Many states have similar “all-party consent” law, which mean one must get the permission of all parties to a conversation before recording it. But in all of those states — except for Massachusetts and Illinois — the laws include a provision that the parties being recorded must have a reasonable expectation of privacy for it to be a crime to record them.

The Illinois law once included such a provision, but it was removed by the state legislature in response to an Illinois Supreme Court ruling that threw out the conviction of a man accused of recording police from the back of a squad car. That ruling found that police on the job have no reasonable expectation of privacy.

The Illinois and Massachusetts laws have been used to arrest people who attempt to record on-duty police officers and other public officials. In one of the more notorious cases, Chicago resident Tiawanda Moore was arrested in 2010 when she attempted to use her cell phone to record officers in a Chicago police station.

Moore had come to the station to report an alleged sexual assault by a Chicago cop, and says she became frustrated when internal affairs officers allegedly bullied her and attempted to talk her out of filing the report.

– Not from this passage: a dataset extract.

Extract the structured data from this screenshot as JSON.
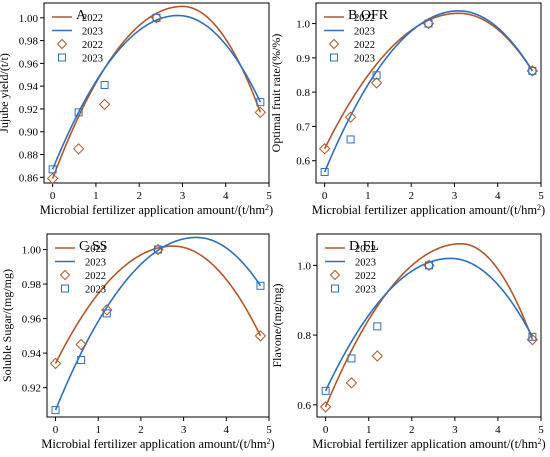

Moore was eventually acquitted.

The lawsuit was filed by the American Civil Liberties Union, which is planning a police accountability project in Chicago that will involve recording police while they’re on duty. The organization wanted to be sure its employees and volunteers wouldn’t be charged with felonies.

The 7th Circuit Court found a specific First Amendment right to record police officers. It’s the second federal appeals court to strike down a conviction for recording police. In August 2011, the U.S. Court of Appeals for the First Circuit ruled that a man wrongly arrested for recording cops could sue the arresting officers for violating his First Amendment rights.